Eine der beiden noch existierenden Giger-Bars (die zweite ist in Gigers Heimatstadt Chur zu bewundern) befindet sich direkt gegenüber dem Museumseingang, und man sollte sich das Erlebnis, dort in einem Harkonnen-Drehstuhl einen ‚Alien Coffee’ oder ‚Dark Shadow’ zu genießen, nicht entgehen lassen.

Die komplette Einrichtung wurde von HRG vor allem mit Bezug auf sein “Alien“-Design entworfen und realisiert, die an gotische Gewölbe erinnernde Decke aus knochenfarbenen, teils wirbelsäulenartigen, teils reptiloiden Rippen- und Pfeilerstrukturen hat schon manchen an Jona’s Aufenthalt im Bauch des Wals gemahnt, das ganze Ambiente strahlt jedoch eine einladende, entspannte Ruhe aus, in der sich die Vielzahl an hier verwirklichten Details Stück für Stück erfassen lässt.
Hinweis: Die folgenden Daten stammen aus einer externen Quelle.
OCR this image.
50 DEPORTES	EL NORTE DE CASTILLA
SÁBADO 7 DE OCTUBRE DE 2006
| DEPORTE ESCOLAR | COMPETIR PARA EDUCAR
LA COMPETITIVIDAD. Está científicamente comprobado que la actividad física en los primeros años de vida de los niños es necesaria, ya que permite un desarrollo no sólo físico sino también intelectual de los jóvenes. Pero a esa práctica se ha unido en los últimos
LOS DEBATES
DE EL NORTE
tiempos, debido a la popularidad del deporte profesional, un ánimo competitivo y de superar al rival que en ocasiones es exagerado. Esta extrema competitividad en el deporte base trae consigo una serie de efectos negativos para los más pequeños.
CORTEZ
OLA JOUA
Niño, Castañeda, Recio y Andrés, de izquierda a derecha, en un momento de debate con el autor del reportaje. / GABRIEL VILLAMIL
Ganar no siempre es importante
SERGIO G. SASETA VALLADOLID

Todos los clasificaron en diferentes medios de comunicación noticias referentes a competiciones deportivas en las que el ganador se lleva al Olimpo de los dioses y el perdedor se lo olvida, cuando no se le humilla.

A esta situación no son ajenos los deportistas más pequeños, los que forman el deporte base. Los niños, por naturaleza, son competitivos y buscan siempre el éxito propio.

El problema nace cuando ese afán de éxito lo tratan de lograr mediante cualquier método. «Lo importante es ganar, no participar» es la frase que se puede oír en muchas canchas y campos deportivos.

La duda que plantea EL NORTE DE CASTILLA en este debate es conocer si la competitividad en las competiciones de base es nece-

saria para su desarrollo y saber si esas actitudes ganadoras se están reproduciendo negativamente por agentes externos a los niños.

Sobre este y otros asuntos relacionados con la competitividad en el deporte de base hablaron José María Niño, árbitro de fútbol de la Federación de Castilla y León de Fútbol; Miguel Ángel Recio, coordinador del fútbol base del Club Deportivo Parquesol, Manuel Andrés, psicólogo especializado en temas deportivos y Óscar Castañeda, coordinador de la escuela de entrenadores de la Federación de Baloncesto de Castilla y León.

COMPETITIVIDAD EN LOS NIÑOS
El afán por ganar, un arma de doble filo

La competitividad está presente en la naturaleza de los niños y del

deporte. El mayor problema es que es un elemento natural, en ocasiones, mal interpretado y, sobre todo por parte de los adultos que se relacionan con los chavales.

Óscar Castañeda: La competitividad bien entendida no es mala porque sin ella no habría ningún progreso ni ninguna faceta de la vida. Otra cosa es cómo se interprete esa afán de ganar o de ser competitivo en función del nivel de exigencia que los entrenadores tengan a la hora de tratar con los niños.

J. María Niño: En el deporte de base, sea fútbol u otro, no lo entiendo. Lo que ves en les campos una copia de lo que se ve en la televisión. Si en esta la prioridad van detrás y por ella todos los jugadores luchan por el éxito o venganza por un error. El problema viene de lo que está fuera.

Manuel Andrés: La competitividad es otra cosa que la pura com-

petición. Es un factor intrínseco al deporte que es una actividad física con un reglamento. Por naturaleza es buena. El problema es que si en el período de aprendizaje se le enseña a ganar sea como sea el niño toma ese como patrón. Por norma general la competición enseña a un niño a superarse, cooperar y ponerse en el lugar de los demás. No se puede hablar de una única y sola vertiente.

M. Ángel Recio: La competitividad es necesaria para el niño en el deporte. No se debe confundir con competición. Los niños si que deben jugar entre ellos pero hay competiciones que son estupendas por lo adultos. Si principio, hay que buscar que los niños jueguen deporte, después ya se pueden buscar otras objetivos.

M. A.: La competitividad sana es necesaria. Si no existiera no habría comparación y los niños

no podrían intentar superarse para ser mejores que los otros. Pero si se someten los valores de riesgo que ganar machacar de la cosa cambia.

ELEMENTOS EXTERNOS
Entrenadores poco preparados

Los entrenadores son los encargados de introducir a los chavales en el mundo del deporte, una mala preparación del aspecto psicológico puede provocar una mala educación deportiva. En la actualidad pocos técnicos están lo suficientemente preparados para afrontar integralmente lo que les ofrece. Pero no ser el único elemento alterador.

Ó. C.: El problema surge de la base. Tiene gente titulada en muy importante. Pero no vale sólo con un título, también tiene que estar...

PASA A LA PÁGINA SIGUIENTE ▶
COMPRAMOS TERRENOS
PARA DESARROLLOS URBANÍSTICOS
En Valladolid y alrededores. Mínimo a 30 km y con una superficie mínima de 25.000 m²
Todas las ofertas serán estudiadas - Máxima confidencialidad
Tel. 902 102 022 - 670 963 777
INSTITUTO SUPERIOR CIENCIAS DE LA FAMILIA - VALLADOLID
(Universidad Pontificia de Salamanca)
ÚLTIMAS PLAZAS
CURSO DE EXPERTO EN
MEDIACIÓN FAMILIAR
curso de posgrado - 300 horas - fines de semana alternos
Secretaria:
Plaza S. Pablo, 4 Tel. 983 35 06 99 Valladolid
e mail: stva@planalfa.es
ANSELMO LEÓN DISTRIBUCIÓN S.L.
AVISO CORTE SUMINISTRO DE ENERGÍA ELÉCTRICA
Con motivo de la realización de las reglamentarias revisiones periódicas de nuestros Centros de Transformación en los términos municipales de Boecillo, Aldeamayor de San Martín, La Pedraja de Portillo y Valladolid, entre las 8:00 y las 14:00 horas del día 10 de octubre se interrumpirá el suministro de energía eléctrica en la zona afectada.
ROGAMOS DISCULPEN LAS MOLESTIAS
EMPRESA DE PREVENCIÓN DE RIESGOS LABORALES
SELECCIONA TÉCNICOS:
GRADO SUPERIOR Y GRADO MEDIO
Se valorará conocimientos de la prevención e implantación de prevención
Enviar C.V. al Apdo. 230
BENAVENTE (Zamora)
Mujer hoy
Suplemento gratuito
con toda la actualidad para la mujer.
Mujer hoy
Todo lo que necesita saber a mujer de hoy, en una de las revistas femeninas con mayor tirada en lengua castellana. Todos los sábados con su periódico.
Draussen zieht der Touristenstrom hoch zum Schloss, hier drinnen lassen sich die Eindrücke aus dem Museumsbesuch langsam mithilfe eines heimischen grünen Kräuterschnapses verdauen, bevor man sich selbst wieder in die Realität begibt.

Au revoir, Gruyères! Ich werde ganz sicher wiederkommen.

Alle nicht näher bezeichneten Photographien: U.Violet.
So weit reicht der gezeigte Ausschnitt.